Народ это был, однако, по большей части крепкий, закаленный, и самые чудовищные эксперименты над своим телом обходились ему сравнительно дешево. Проламывали друг другу головы, уничтожали начисто носы и уши, а один смельчак даже взялся однажды на заманчивое пари (без сомнения — бутылка водки) съесть динамитный патрон. Проделав это, он в течение двух-трех дней, несмотря на сильную рвоту, пользовался самым бережливым и заботливым вниманием со стороны товарищей, которые все боялись, что он взорвется.
По миновании же этого странного карантина — был он жестоко избит.
Служащие конторы отличались от рабочих тем, что меньше дрались и больше пили. Все это были люди, по большей части отвергнутые всем остальным светом за бездарность и неспособность к жизни, и, таким образом, на нашем маленьком, окруженном неизмеримыми степями островке собралась самая чудовищная компания глупых, грязных и бездарных алкоголиков, отбросов и обгрызков брезгливого белого света.
Занесенные сюда гигантской метлой божьего произволения, все они махнули рукой на внешний мир и стали жить как бог на душу положит. Пили, играли в карты, ругались прежестокими отчаянными словами и во хмелю пели что-то настойчивое, тягучее и танцевали угрюмо-сосредоточенно, ломая каблуками полы и извергая из ослабевших уст целые потоки хулы на человечество.
В этом и состояла веселая сторона рудничной жизни. Темные ее стороны заключались в каторжной работе, шагании по глубочайшей грязи из конторы в колонию и обратно, а также в отсиживании в кордегардии по целому ряду диковинных протоколов, составленных пьяным урядником.
* * *
Когда правление рудников было переведено в Харьков, туда же забрали и меня, и я ожил душой и окреп телом…
По целым дням бродил я по городу, сдвинув шляпу набекрень и независимо насвистывая самые залихватские мотивы, подслушанные мною в летних шантанах — месте, которое восхищало меня сначала до глубины души.
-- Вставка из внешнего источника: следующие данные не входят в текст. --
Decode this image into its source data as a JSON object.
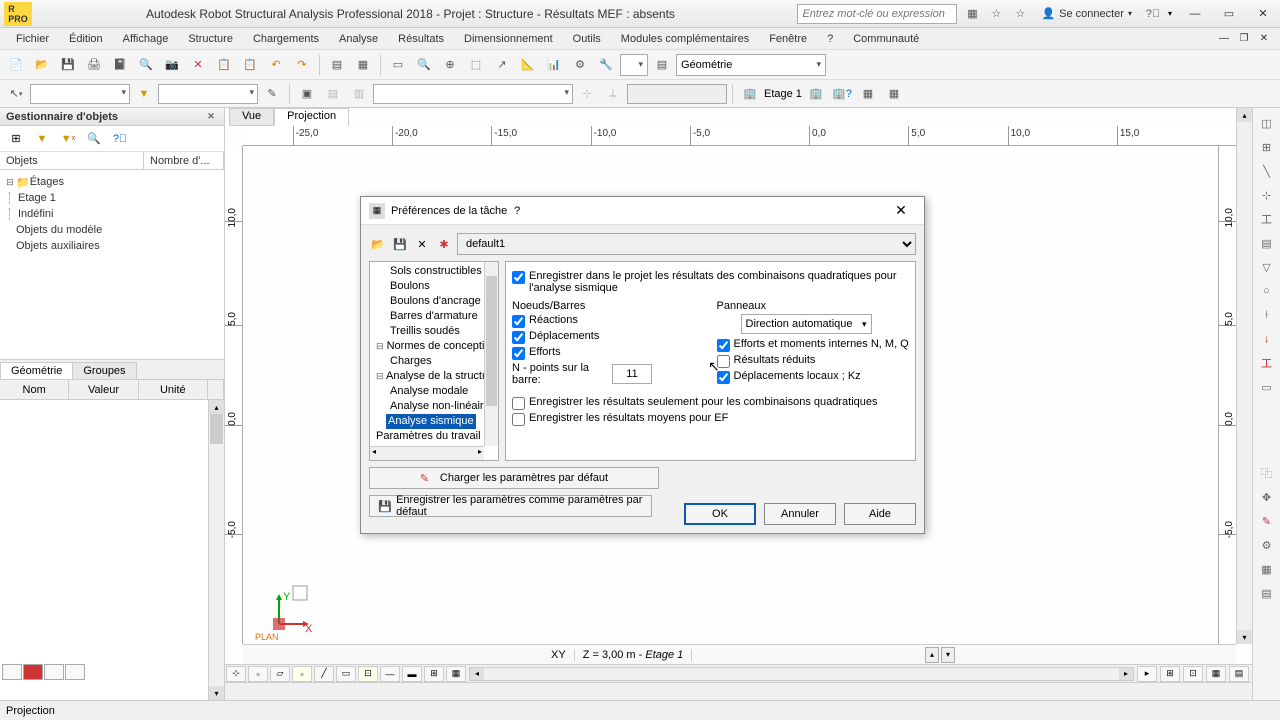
{
  "title": "Autodesk Robot Structural Analysis Professional 2018 - Projet : Structure - Résultats MEF : absents",
  "search_placeholder": "Entrez mot-clé ou expression",
  "signin": "Se connecter",
  "menu": [
    "Fichier",
    "Édition",
    "Affichage",
    "Structure",
    "Chargements",
    "Analyse",
    "Résultats",
    "Dimensionnement",
    "Outils",
    "Modules complémentaires",
    "Fenêtre",
    "?",
    "Communauté"
  ],
  "toolbar_combo_geo": "Géométrie",
  "toolbar2_etage": "Etage 1",
  "left_panel": {
    "title": "Gestionnaire d'objets",
    "cols": [
      "Objets",
      "Nombre d'..."
    ],
    "tree": [
      {
        "exp": "⊟",
        "label": "Étages",
        "pad": 0,
        "icon": "📁"
      },
      {
        "exp": "",
        "label": "Etage 1",
        "pad": 1
      },
      {
        "exp": "",
        "label": "Indéfini",
        "pad": 1
      },
      {
        "exp": "",
        "label": "Objets du modèle",
        "pad": 0
      },
      {
        "exp": "",
        "label": "Objets auxiliaires",
        "pad": 0
      }
    ],
    "tabs": [
      "Géométrie",
      "Groupes"
    ],
    "grid_cols": [
      "Nom",
      "Valeur",
      "Unité"
    ]
  },
  "viewport": {
    "tabs": [
      "Vue",
      "Projection"
    ],
    "h_ticks": [
      {
        "pos": 5,
        "label": "-25,0"
      },
      {
        "pos": 15,
        "label": "-20,0"
      },
      {
        "pos": 25,
        "label": "-15,0"
      },
      {
        "pos": 35,
        "label": "-10,0"
      },
      {
        "pos": 45,
        "label": "-5,0"
      },
      {
        "pos": 57,
        "label": "0,0"
      },
      {
        "pos": 67,
        "label": "5,0"
      },
      {
        "pos": 77,
        "label": "10,0"
      },
      {
        "pos": 88,
        "label": "15,0"
      }
    ],
    "v_ticks": [
      {
        "pos": 78,
        "label": "-5,0"
      },
      {
        "pos": 56,
        "label": "0,0"
      },
      {
        "pos": 36,
        "label": "5,0"
      },
      {
        "pos": 15,
        "label": "10,0"
      }
    ],
    "status_plane": "XY",
    "status_z": "Z = 3,00 m",
    "status_etage": "Etage 1",
    "plan_label": "PLAN"
  },
  "dialog": {
    "title": "Préférences de la tâche",
    "preset": "default1",
    "tree": [
      {
        "label": "Sols constructibles",
        "lvl": 2,
        "exp": ""
      },
      {
        "label": "Boulons",
        "lvl": 2
      },
      {
        "label": "Boulons d'ancrage",
        "lvl": 2
      },
      {
        "label": "Barres d'armature",
        "lvl": 2
      },
      {
        "label": "Treillis soudés",
        "lvl": 2
      },
      {
        "label": "Normes de conception",
        "lvl": 1,
        "exp": "⊟"
      },
      {
        "label": "Charges",
        "lvl": 2
      },
      {
        "label": "Analyse de la structure",
        "lvl": 1,
        "exp": "⊟"
      },
      {
        "label": "Analyse modale",
        "lvl": 2
      },
      {
        "label": "Analyse non-linéaire",
        "lvl": 2
      },
      {
        "label": "Analyse sismique",
        "lvl": 2,
        "sel": true
      },
      {
        "label": "Paramètres du travail",
        "lvl": 1,
        "exp": ""
      }
    ],
    "chk_enregistrer": "Enregistrer dans le projet les résultats des combinaisons quadratiques pour l'analyse sismique",
    "sec_noeuds": "Noeuds/Barres",
    "sec_panneaux": "Panneaux",
    "chk_reactions": "Réactions",
    "chk_deplacements": "Déplacements",
    "chk_efforts": "Efforts",
    "lbl_npoints": "N - points sur la barre:",
    "val_npoints": "11",
    "combo_direction": "Direction automatique",
    "chk_efforts_moments": "Efforts et moments internes N, M, Q",
    "chk_resultats_reduits": "Résultats réduits",
    "chk_depl_locaux": "Déplacements locaux ;  Kz",
    "chk_quad": "Enregistrer les résultats seulement pour les combinaisons quadratiques",
    "chk_moyens": "Enregistrer les résultats moyens pour EF",
    "btn_charger": "Charger les paramètres par défaut",
    "btn_save_default": "Enregistrer les paramètres comme paramètres par défaut",
    "btn_ok": "OK",
    "btn_annuler": "Annuler",
    "btn_aide": "Aide"
  },
  "statusbar": "Projection"
}
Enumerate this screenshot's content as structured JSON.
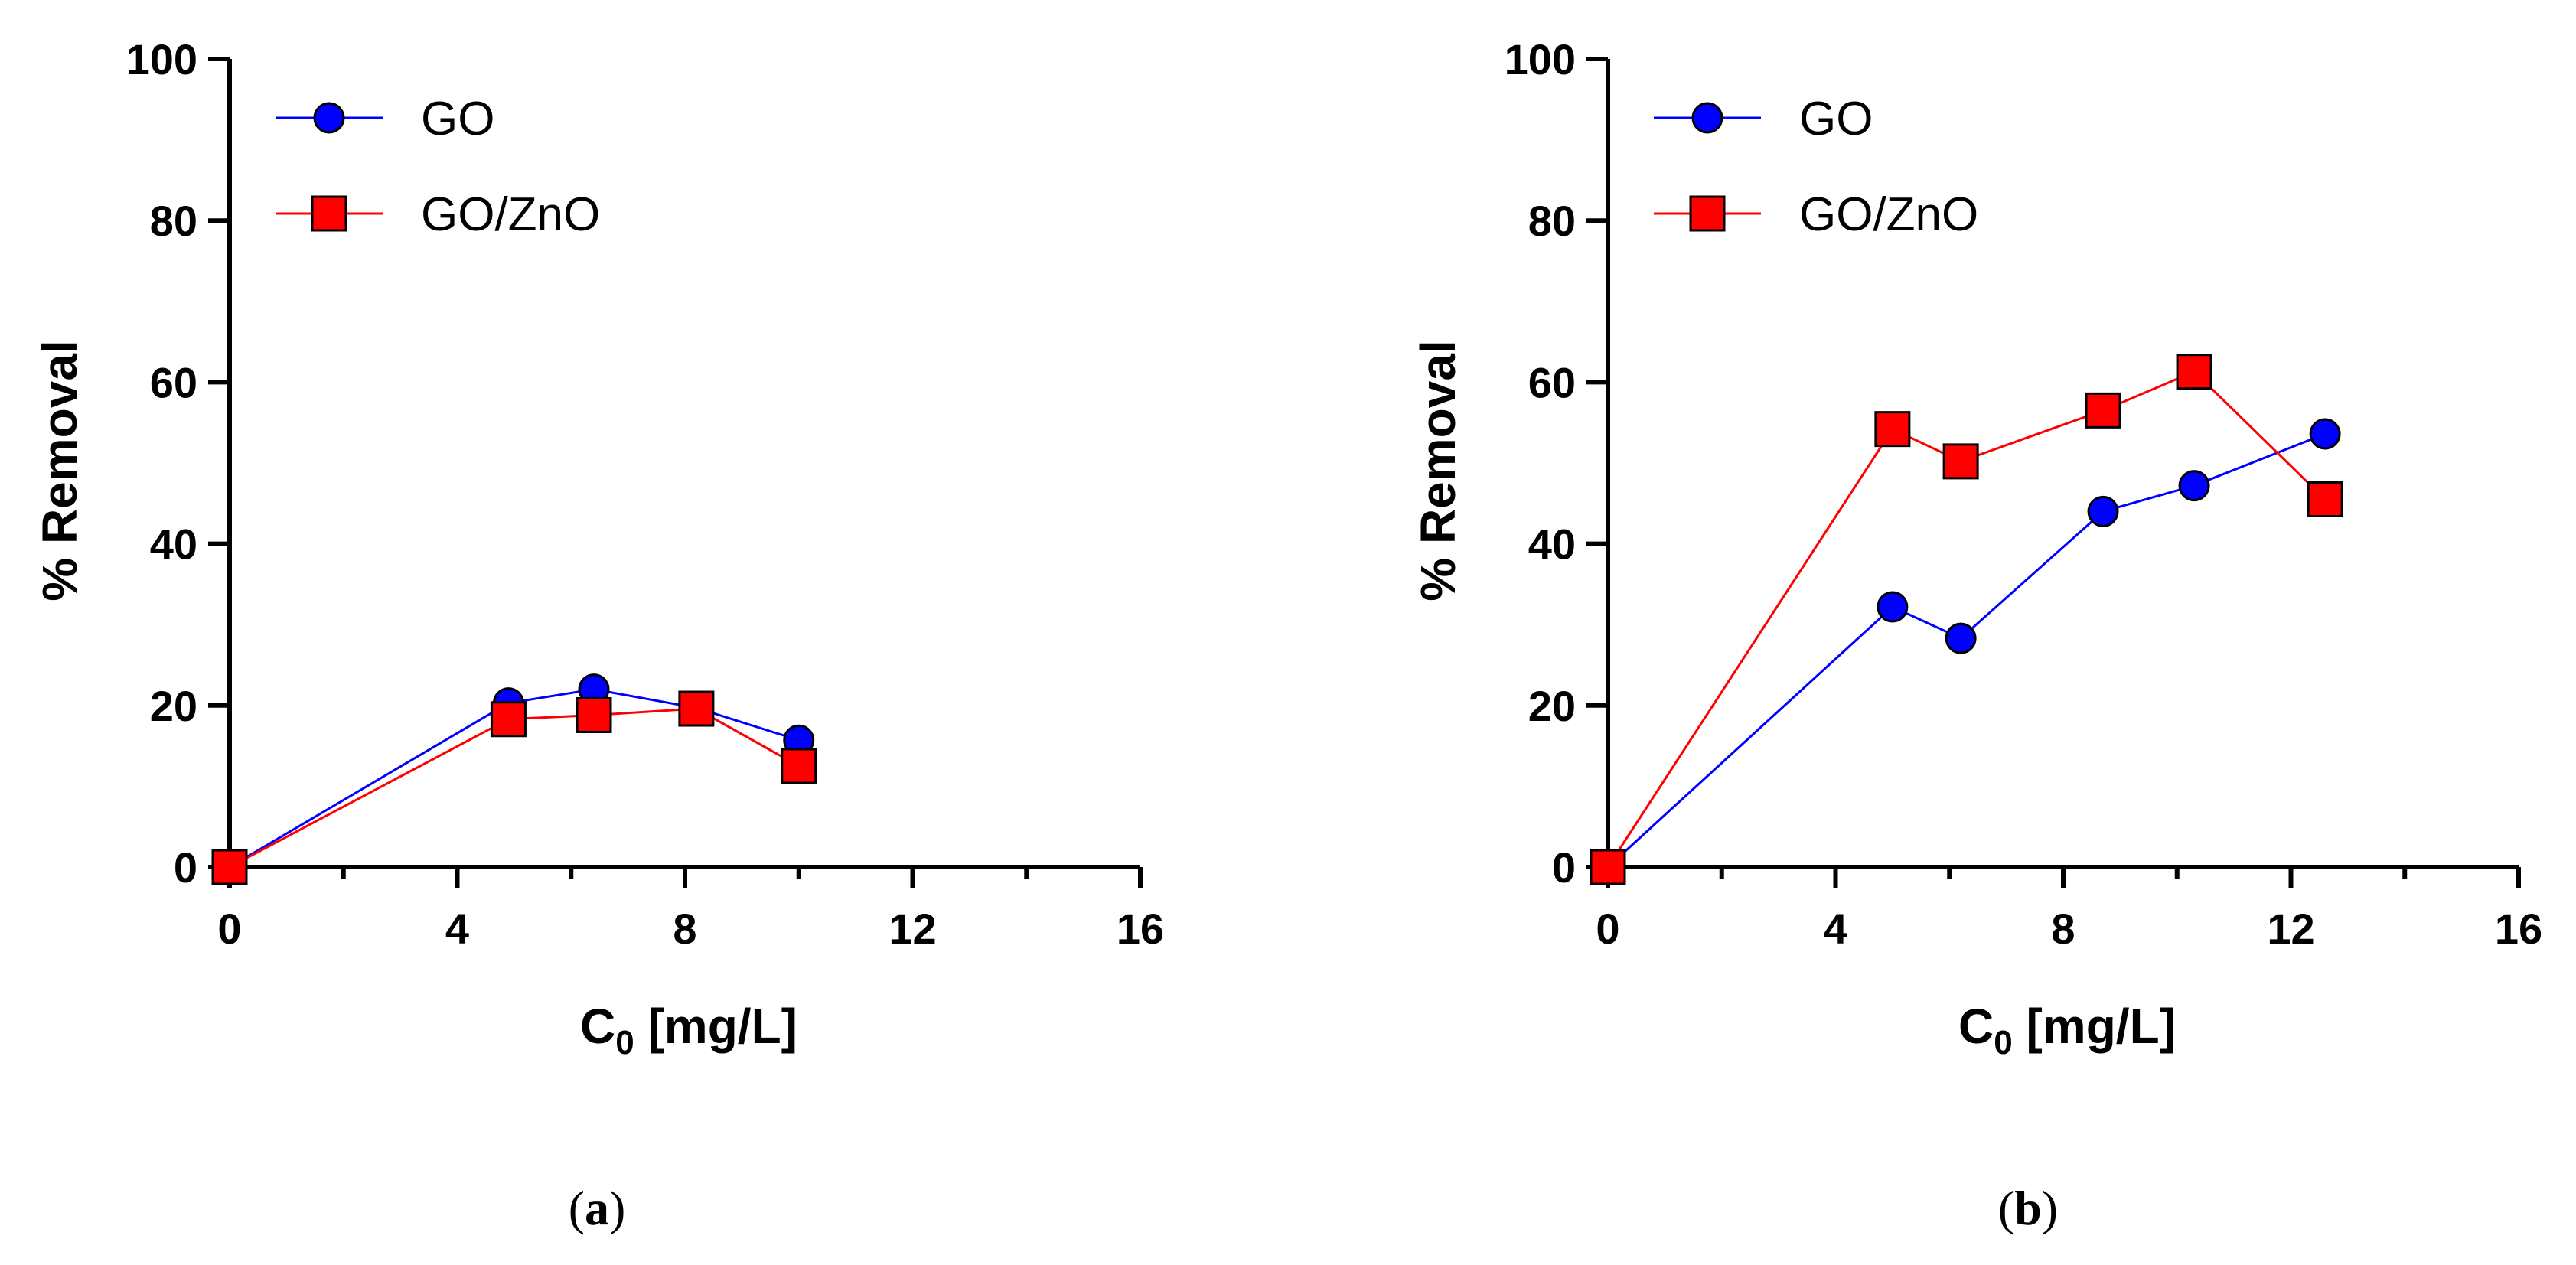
{
  "chart_data": [
    {
      "type": "line",
      "caption": "(a)",
      "caption_letter": "a",
      "xlabel_main": "C",
      "xlabel_sub": "0",
      "xlabel_unit": " [mg/L]",
      "ylabel": "% Removal",
      "xlim": [
        0,
        16
      ],
      "ylim": [
        0,
        100
      ],
      "xticks": [
        0,
        4,
        8,
        12,
        16
      ],
      "xtick_labels": [
        "0",
        "4",
        "8",
        "12",
        "16"
      ],
      "xminor": [
        2,
        6,
        10,
        14
      ],
      "yticks": [
        0,
        20,
        40,
        60,
        80,
        100
      ],
      "ytick_labels": [
        "0",
        "20",
        "40",
        "60",
        "80",
        "100"
      ],
      "legend_position": "top-left",
      "series": [
        {
          "name": "GO",
          "marker": "circle",
          "color": "#0000ff",
          "x": [
            0,
            4.9,
            6.4,
            8.2,
            10.0
          ],
          "y": [
            0,
            20.3,
            22.0,
            19.7,
            15.7
          ]
        },
        {
          "name": "GO/ZnO",
          "marker": "square",
          "color": "#ff0000",
          "x": [
            0,
            4.9,
            6.4,
            8.2,
            10.0
          ],
          "y": [
            0,
            18.3,
            18.8,
            19.6,
            12.5
          ]
        }
      ]
    },
    {
      "type": "line",
      "caption": "(b)",
      "caption_letter": "b",
      "xlabel_main": "C",
      "xlabel_sub": "0",
      "xlabel_unit": " [mg/L]",
      "ylabel": "% Removal",
      "xlim": [
        0,
        16
      ],
      "ylim": [
        0,
        100
      ],
      "xticks": [
        0,
        4,
        8,
        12,
        16
      ],
      "xtick_labels": [
        "0",
        "4",
        "8",
        "12",
        "16"
      ],
      "xminor": [
        2,
        6,
        10,
        14
      ],
      "yticks": [
        0,
        20,
        40,
        60,
        80,
        100
      ],
      "ytick_labels": [
        "0",
        "20",
        "40",
        "60",
        "80",
        "100"
      ],
      "legend_position": "top-left",
      "series": [
        {
          "name": "GO",
          "marker": "circle",
          "color": "#0000ff",
          "x": [
            0,
            5.0,
            6.2,
            8.7,
            10.3,
            12.6
          ],
          "y": [
            0,
            32.2,
            28.3,
            44.0,
            47.2,
            53.6
          ]
        },
        {
          "name": "GO/ZnO",
          "marker": "square",
          "color": "#ff0000",
          "x": [
            0,
            5.0,
            6.2,
            8.7,
            10.3,
            12.6
          ],
          "y": [
            0,
            54.2,
            50.2,
            56.5,
            61.3,
            45.5
          ]
        }
      ]
    }
  ]
}
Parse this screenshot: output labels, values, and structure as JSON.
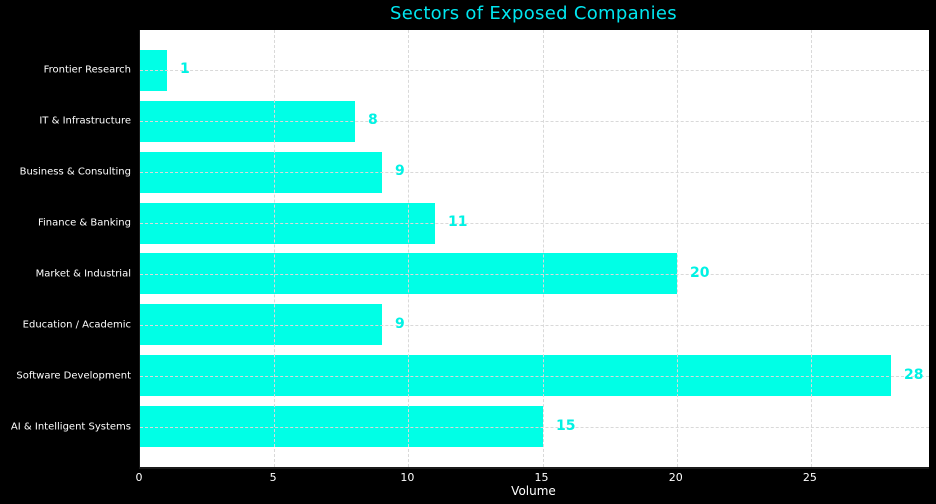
{
  "title": "Sectors of Exposed Companies",
  "chart_data": {
    "type": "bar",
    "orientation": "horizontal",
    "title": "Sectors of Exposed Companies",
    "categories": [
      "Frontier Research",
      "IT & Infrastructure",
      "Business & Consulting",
      "Finance & Banking",
      "Market & Industrial",
      "Education / Academic",
      "Software Development",
      "AI & Intelligent Systems"
    ],
    "values": [
      1,
      8,
      9,
      11,
      20,
      9,
      28,
      15
    ],
    "xlabel": "Volume",
    "ylabel": "",
    "xticks": [
      0,
      5,
      10,
      15,
      20,
      25
    ],
    "xlim": [
      0,
      29.4
    ],
    "grid": true,
    "grid_style": "dashed",
    "legend": "none",
    "colors": {
      "bar": "#00ffe6",
      "title": "#00e6f0",
      "value_label": "#00f2e4",
      "axis_text": "#ffffff",
      "plot_background": "#ffffff",
      "figure_background": "#000000",
      "grid": "#d9d9d9"
    }
  }
}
Работал я в конторе преотвратительно и до сих пор недоумеваю: за что держали меня там шесть лет, ленивого, смотревшего на работу с отвращением и по каждому поводу вступавшего не только с бухгалтером, но и с директором в длинные, ожесточенные споры и полемику.
Вероятно, потому, что был я превеселым, радостно глядящим на широкий божий мир человеком, с готовностью откладывавшим работу для смеха, шуток и ряда замысловатых анекдотов, что освежало окружающих, погрязших в работе, скучных счетах и дрязгах.
* * *
Литературная моя деятельность была начата в 1904 году и была она, как мне казалось, сплошным триумфом. Во-первых, я написал рассказ… Во-вторых, я отнес его в «Южный край». И в-третьих (до сих пор я того мнения, что в рассказе это самое главное), в-третьих, он был напечатан!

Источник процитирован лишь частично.